The data is stored in parquet format. The parquet files are partitioned based off a partition key column (hash value of the user id column)
userData/
partitionKey=1/
part-00044-cf737804-90ea-4c37-94f8-9aa016f6953a.c000.snappy.parquet
part-00044-cf737804-90ea-4c37-94f8-9aa016f6953b.c000.snappy.parquet
partitionKey=2/
part-00059-cf737804-90ea-4c37-94f8-9aa016f6953a.c000.snappy.parquet
partitionKey=3/
part-00002-cf737804-90ea-4c37-94f8-9aa016f6953a.c000.snappy.parquet
Given the partitioning scheme, we know:
- All data for a given user would fall under the same partition
- A partition can have more than 1 user's data
While reading in the data, I want all the data of 1 user to fall into the same spark partition. A single spark partition can have more than 1 users, but it should have all the rows for all those users.

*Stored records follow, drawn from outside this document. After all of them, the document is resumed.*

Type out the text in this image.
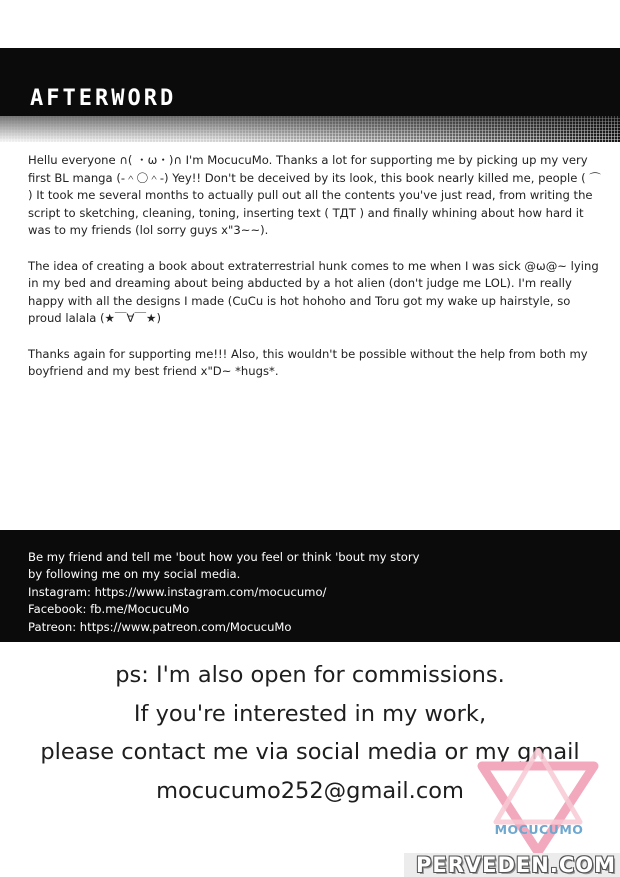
AFTERWORD

Hellu everyone ∩( ・ω・)∩ I'm MocucuMo. Thanks a lot for supporting me by picking up my very first BL manga (-＾〇＾-) Yey!! Don't be deceived by its look, this book nearly killed me, people ( ⌒ ) It took me several months to actually pull out all the contents you've just read, from writing the script to sketching, cleaning, toning, inserting text ( TДT ) and finally whining about how hard it was to my friends (lol sorry guys x"3~~).

The idea of creating a book about extraterrestrial hunk comes to me when I was sick @ω@~ lying in my bed and dreaming about being abducted by a hot alien (don't judge me LOL). I'm really happy with all the designs I made (CuCu is hot hohoho and Toru got my wake up hairstyle, so proud lalala (★￣∀￣★)

Thanks again for supporting me!!! Also, this wouldn't be possible without the help from both my boyfriend and my best friend x"D~ *hugs*.

Be my friend and tell me 'bout how you feel or think 'bout my story
by following me on my social media.
Instagram: https://www.instagram.com/mocucumo/
Facebook: fb.me/MocucuMo
Patreon: https://www.patreon.com/MocucuMo
ps: I'm also open for commissions.
If you're interested in my work,
please contact me via social media or my gmail
mocucumo252@gmail.com
MOCUCUMO
PERVEDEN.COM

Currently, what I use is: SparkSession.read.parquet("../userData").repartition(200, col("UserId"))
(also tried partitionBy with custom partitioner; The sequence of operations: DataFrame -> RDD -> KeyedRDD -> partitionBy -> RDD -> DataFrame; Before the partitionBy, there is a deserialize to object step that explodes the shuffle write)
Is there a way to avoid the repartition and leverage the input folder structure to place a user's data on a single partition?